If two plans are striving for a 7.5% ROA, they are most likely going to have very similar asset allocations. In 1995, striving for a 7.5% annual return could be achieved through a mostly fixed income-oriented portfolio, and the standard deviation associated with that target return was only +/- 6%. The plans with very different funded status wouldn’t necessarily be harmed in that environment.
However, according to Callan Associates Capital Market Projections, a 7.5% return objective in 2016 would come with a standard deviation of +/- 17.2%, and as markets continued to ramp up through 2017 that projected variability likely rose from that level. For the plan that is 90% funded (on a market-to-market basis), it has nearly won the battle. Subjecting the plan’s corpus to a traditional asset allocation with a standard deviation of more than 17% borders on being negligent.
But, how do you know what your return target should be since we know that the ROA is not a calculated number? Simply, every plan should undertake to have an asset exhaustion test run, which will determine the “true” return objective needed to ensure that the plan’s assets are never exhausted.
We recently did a review of two multi-employer plans that had the same ROA. After completing the asset exhaustion test, it was determined that one plan only needed a 6.85% return to ensure solvency, while the other fund needed a return greater than 11% / annum to accomplish that objective. Yet, they had been told that 7.5% was the objective for both, and each plan’s asset allocation reflected that pursuit.

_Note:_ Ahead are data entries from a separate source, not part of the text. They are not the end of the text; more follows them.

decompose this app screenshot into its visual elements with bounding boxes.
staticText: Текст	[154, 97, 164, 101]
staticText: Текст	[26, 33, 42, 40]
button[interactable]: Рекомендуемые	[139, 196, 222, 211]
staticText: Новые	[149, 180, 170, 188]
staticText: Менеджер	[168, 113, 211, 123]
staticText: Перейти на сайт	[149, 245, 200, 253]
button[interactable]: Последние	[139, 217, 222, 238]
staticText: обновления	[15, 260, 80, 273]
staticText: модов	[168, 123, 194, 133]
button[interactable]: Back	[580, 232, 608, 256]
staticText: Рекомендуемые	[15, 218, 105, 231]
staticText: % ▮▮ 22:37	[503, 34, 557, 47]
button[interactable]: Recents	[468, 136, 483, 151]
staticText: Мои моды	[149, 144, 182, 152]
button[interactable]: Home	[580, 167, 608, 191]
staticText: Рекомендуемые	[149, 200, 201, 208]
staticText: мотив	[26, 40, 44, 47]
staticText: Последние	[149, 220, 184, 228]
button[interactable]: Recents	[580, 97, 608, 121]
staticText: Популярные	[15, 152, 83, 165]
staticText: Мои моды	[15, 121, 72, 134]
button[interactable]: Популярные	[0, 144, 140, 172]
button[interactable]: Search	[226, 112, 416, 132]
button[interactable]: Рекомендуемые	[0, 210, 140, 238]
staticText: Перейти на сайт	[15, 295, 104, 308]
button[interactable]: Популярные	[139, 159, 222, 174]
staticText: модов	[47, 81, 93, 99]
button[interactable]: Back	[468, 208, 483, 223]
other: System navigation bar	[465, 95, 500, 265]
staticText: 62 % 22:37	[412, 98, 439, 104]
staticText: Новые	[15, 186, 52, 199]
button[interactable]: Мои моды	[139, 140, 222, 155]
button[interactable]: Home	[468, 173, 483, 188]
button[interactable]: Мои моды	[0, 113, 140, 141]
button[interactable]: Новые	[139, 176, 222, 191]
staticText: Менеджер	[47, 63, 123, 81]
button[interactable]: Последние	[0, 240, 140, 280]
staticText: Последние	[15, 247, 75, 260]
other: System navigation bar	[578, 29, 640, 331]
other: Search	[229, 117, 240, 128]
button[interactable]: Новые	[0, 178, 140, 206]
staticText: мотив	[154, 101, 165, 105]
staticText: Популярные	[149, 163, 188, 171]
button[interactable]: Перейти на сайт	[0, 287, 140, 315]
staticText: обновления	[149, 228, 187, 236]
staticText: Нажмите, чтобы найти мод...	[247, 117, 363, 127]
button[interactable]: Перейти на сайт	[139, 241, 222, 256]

Every defined benefit plan should be pursuing a de-risking strategy no matter what there funded status. Obviously, a plan that is poorly funded will have lessened ability to defease retired lives, but they should at least use the current highly interest rate sensitive fixed income to begin that process. Waiting for the next equity market crash before engaging in a de-risking strategy is very painful, and could prove terminal.